Manufacturing in China makes up nearly 50% of its GDP and any moves to suppress their manufacturing markets would be devastating to both the economic and political stability of the People’s Republic of China.

Considering that the United States began what was ostensibly a trade war to punish Chinese economic malfeasance, of which as of 2021 which not one iota has been corrected, as the PRC is militarizing the Southwest Pacific, is in the midst of a racial genocide in Xinjiang and a political genocide in Hong Kong, and recently threatened nuclear war with Japan, and therefore treaty partner the US, over Taiwan, it is high time for the United States to end the facade that economic liberalization will lead to the political liberalization of China.

The United States must aim to depose the Chinese Communist Party from power, and have party officials, including Xi Jinping, arrested and sent to the International Criminal Court to stand trial for crimes against humanity.
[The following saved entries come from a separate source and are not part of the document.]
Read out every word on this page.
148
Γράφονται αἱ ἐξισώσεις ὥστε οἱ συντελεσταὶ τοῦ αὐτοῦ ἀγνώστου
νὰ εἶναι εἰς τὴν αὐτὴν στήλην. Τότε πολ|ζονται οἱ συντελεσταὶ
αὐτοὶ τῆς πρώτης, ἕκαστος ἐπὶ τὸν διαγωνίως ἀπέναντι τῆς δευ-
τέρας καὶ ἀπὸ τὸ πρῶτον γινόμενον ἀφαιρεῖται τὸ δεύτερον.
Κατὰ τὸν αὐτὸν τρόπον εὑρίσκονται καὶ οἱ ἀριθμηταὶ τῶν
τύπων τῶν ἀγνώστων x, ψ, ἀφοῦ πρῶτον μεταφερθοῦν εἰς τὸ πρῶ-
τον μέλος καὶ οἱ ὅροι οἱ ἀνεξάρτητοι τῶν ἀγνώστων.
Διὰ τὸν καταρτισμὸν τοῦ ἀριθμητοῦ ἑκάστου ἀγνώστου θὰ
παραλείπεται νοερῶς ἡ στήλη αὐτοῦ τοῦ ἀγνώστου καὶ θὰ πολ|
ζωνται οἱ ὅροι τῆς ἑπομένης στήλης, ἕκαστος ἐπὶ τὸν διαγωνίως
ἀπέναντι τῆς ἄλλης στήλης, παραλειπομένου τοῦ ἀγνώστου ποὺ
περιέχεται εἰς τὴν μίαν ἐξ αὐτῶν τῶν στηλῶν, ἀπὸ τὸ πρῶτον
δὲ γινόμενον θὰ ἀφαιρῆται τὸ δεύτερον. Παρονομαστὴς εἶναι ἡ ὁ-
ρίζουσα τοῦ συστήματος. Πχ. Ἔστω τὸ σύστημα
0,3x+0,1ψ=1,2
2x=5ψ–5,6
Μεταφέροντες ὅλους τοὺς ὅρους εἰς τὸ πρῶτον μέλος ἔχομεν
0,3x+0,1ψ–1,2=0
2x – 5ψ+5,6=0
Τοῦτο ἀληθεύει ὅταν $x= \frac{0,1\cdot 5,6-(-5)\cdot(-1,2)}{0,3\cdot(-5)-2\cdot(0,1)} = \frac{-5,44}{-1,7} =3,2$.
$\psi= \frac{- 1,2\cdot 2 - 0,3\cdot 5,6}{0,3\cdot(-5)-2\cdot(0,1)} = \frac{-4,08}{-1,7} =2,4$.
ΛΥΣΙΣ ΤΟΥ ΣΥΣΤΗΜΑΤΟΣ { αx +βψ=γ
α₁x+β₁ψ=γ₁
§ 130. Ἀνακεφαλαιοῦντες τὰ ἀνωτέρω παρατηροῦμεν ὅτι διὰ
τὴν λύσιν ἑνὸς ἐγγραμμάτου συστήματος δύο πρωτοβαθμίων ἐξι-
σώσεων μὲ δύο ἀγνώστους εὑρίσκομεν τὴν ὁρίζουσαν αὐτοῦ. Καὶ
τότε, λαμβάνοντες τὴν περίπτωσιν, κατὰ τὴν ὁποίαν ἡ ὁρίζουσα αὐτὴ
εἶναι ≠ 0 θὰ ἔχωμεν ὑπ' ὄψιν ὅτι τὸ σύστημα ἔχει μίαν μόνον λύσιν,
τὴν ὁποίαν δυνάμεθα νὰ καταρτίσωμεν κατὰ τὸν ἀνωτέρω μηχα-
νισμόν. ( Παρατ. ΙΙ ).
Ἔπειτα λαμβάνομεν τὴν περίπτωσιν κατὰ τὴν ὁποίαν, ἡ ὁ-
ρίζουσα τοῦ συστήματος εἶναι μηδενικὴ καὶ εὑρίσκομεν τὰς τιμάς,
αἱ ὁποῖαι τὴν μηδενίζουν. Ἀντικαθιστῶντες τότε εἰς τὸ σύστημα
One very small step, before the radical restructuring of international relations that would be required to make this a reality is to end the sad outdated reliance on China for both raw materials and manufacturing, and this begins by placing tariffs on the golden goose of Chinese manufacturing, consumer electronics.

Despite the tariffs campaign put in place under Republican Donald Trump and continued under Democrat Joe Biden, consumer electronics, a major piece in the intellectual property debacle, a critical driver of supply chains and the value-added electronics industry, and the symbolic power move that shames every American leader who belittles China while holding an iPhone, were left without their own tariffs.

To push Tim Cook and his cadre of engineers who installed backdoors and spyware at the behest of the Communist Party of China onto hundreds of millions of devices sold in the United States to diversify manufacturing,

to push 郭台銘, who in conspiracy with Tim Cook, has a long track record of exploiting low-wage workers, and putting his own personal business interests over those of Taiwan to stop assembling cheap disposable devices with the blood of the Chinese working class,

to push countries in the world, especially the United States and Taiwan, whose regimes are politically iniminal to the PRC, yet both with more than 50% of their population buying iPhones and funding the growth of a totalitarian party-state which aims to reshape the world order as we know it, to reconcile their beliefs with their crass consumerism,

there must be a global campaign to impose unilateral tariffs on all consumer devices exported from China, led by the United States and Taiwan, including the ubiquitous iPhone, regardless of the social costs.

Without this, the the supposed tariffs campaign will be rendered nothing more than symbolic, and the Chinese export market will continue to grow unabated, as more than half of the devices used in both countries will be susceptible to spying by a state enemy, a completely unacceptable future for the world.